As a longtime vegetarian, I catch the occasional flak from carnivorous types who feel it necessary to opine, usually very loudly, about how depressingly bland my dietary life must be. All vegetarians know that this isn’t the case, but it’s nice to have a new book containing 75 examples for us to point to in a pinch. Raquel Pelzel, who has penned quite a few cookbooks, also delves into the transformative wonders of seasonings and spices. Who knew soy sauce could add a savory dimension to chocolate frosting? I didn’t, and I’m looking forward to learning more from this book.

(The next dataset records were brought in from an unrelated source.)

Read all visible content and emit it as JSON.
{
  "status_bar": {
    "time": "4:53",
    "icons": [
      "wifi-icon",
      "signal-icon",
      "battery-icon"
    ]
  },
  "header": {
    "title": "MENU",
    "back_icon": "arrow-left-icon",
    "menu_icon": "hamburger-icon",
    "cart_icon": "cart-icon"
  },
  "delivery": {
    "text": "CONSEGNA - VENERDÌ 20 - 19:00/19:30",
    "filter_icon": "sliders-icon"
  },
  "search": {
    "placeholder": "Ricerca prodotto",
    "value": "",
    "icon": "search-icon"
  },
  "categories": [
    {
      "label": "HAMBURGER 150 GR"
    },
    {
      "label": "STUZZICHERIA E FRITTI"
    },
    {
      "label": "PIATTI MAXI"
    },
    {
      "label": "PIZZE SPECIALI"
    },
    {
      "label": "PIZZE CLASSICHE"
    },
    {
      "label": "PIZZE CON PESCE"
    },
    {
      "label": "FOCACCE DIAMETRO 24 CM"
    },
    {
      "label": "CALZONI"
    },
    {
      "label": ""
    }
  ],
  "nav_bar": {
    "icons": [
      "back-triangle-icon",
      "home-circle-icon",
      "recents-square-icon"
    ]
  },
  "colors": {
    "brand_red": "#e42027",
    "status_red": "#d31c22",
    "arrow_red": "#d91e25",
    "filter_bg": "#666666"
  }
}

Racking up foodie followers through her pastry-centric food blog, Hummingbird High, Michelle Lopez’s debut cookbook serves up dessert recipes along with time-saving hacks and endearing stories. Baking has a bit of a reputation for being the domain of ultra-meticulous chefs who might spend hours on end perfecting their confections, but Lopez shows readers how it can be pretty simple and even fun — like the icing on the cake of a productive day.
If you’re into food and nutrition writing, food education, or the history of African-American cuisine, you probably don’t need an introduction to Toni Tipton-Martin, who was twice invited by Michelle Obama to the White House for her outreach to help American families eat healthier. But you probably do need her new book, “Jubilee,” which builds on historical texts and rare cookbooks to present a comprehensive, modern compendium of 125 recipes and proves that “soul food” is only one aspect of this multifaceted culinary heritage.
“Gajin” in Japanese means “foreigner” or “outsider” and it isn’t exactly a term of endearment; “it really implies something more like ‘intruder’”, Orkin writes in the introduction to this cookbook. As an American man who spent much of his life in Japan, Orkin knows this term all too well. He’s quick to admit that being called “gajin” has brought him shame, but he’s also come to accept and even embrace the word. In his second cookbook, which like his first, “Ivan Ramen: Love, Obsession, and Recipes from Tokyo's Most Unlikely Noodle Joint”, is co-authored by food writer and editor Chris Ying, Orkin digs into the Japanese cuisine that doesn’t always get the recognition it deserves, and challenges home chefs to “eat more Japanese”, a philosophy that has less to do with food and more to do with an attitude of patience, respect and empathy.